1. Please describe the problem: 2. What is the Version-Release number of the kernel: 3. Did it work previously in Fedora? If so, what kernel version did the issue *first* appear? Old kernels are available for download at https://koji.fedoraproject.org/koji/packageinfo?packageID=8 : 4. Can you reproduce this issue? If so, please provide the steps to reproduce the issue below: 5. Does this problem occur with the latest Rawhide kernel? To install the Rawhide kernel, run ``sudo dnf install fedora-repos-rawhide`` followed by ``sudo dnf update --enablerepo=rawhide kernel``: 6. Are you running any modules that not shipped with directly Fedora's kernel?: 7. Please attach the kernel logs. You can get the complete kernel log for a boot with ``journalctl --no-hostname -k > dmesg.txt``. If the issue occurred on a previous boot, use the journalctl ``-b`` flag.
Created attachment 1801498 [details] 3.13 boot log
Created attachment 1801500 [details] 3.12 boot log
I assume you mean 5.13 kernels? I did look at the logs and did not see anything, but which version of dracut and which dbus is installed. Are you sure this isn't 1976653 which is a bad interraction between newer dbus and dracut which puts a 90 second delay in the boot? There are workarounds listed in the bug. As this is a dracut issue, it would only appear on kernels where the initramfs was created with the offending version, and older kernels would continue to work as expected unless you regenerated their initramfs for some reason.

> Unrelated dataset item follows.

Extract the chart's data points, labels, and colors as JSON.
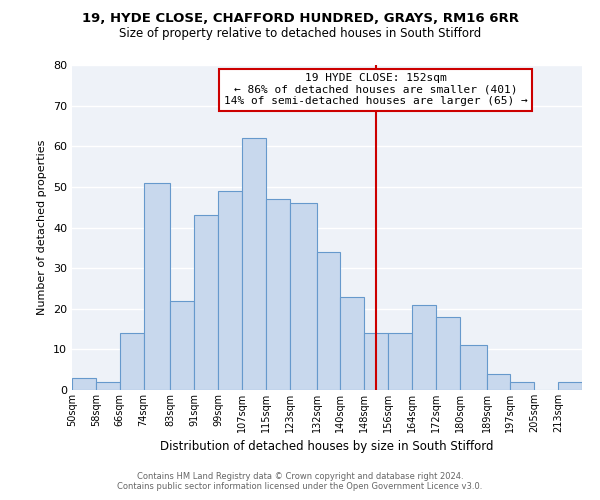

I accidentally hit return typing in the summary which started the bug without a problem description. Starting with 3.13 kernels (rc1 shows the issue), there is approximately an 80 second boot delay that isn't there with 3.12 or earlier kernels. I installed 3.12.12 after seeing the problem and it does not have it, so it looks like this issue is triggered by the kernel change, rather than say dracut. However the fix might end up being somewhere other than the kernel. There is approximately a 30 second delay after printing "clocksource: Switched to clocksource tsc". Then the following is printed "ata5: SATA link down (SStatus 0 SControl 300) input: AlpsPS/2 ALPS GlidePoint as /devices/platform/i8042/serio2/input/input10". Then there is approximately a 50 second delay before the boot continues with printing "ata6: SATA link down (SStatus 0 SControl 300)". So far I have only seen this on my backup laptop.
I also saw the issue with a 3.14rc1 kernel. I actually saw it there first as I went from a 3.11 kernel to a 3.14 because I hadn't updated my backup laptop in a while. The log timestamps don't reflect the delay. I think this is because there are from before the root pivot and aren't written until later.
dracut-055-3.fc35.x86_64 dbus-1.12.20-3.fc34.x86_64
For some reason I wasn't even seeing the 3/5 switch. Yeah all of the comments should read 5.something instead of 3.something.
5.13.2-300.fc34.x86_64 exhibits the same behavior.
This is fixed in 5.14 kernels. I reinstalled a 5.13 kernel and still saw the problem, so it looks like it was triggered by a kernel change rather than systemd. Though it may be that systemd could have been involved.